When we told our good friends, Tami and Joe, that we had a date for our temple sealing to Jake and Joey in mind, they started making plans to come down here to attend. We go back many years, back to the days of newly wedded-ness, and no kids, and late night cookie and ice cream study breaks. They’ve been there for us for so many ups and downs. They’re like family. Having them with us at the temple meant the world. And the fact that they’d be bringing their darling children along for a family vacation made the idea even better.

As usual, we spent long hours at night talking and eating delicious food, mostly cheese. 10:52PM on the microwave clock. We were just getting started.

We took a night out on the town to eat tapas after tapas at Milk & Honey, until we stuffed ourselves silly. But not enough that we couldn’t enjoy the Louisiana Bread Pudding Soufflé for dessert at the Palace Grill. To. die. for. I can’t remember a better evening.

And the rest of the time we looked for simple adventures.

We went to the Santa Barbara Mission.
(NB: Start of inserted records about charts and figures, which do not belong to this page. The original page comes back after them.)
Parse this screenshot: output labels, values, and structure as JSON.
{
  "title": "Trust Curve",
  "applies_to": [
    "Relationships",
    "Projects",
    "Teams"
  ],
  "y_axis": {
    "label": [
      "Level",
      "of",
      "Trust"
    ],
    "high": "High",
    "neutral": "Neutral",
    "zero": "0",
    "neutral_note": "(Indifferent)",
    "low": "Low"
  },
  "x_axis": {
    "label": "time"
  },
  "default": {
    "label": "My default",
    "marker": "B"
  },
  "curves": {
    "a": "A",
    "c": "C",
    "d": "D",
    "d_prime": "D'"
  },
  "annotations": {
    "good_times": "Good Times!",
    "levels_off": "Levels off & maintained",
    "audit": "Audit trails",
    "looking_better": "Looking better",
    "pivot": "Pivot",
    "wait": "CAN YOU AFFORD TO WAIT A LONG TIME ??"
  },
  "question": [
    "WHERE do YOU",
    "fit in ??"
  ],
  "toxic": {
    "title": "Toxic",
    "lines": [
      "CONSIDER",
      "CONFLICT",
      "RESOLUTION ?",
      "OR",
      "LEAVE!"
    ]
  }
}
The kids ran around in the rose garden and enjoyed the warm sunshine.

We had them join in our Family Home Evening Easter Egg Hunt where the plastic eggs are filled with symbols that explain the purpose of the holiday. (Don’t worry, they still got some candy!)

Most walked away satisfied, except for Jake who felt slighted by a chocolate-less egg.

The big kids even planned their own activities. Like a backyard carnival, complete with popcorn, lemonade, games, and prizes. Below are the signs and tickets they created. These are imaginative kids, I tell you.

We’re so glad you came down for a visit– all of you this time. Come back soon, friends.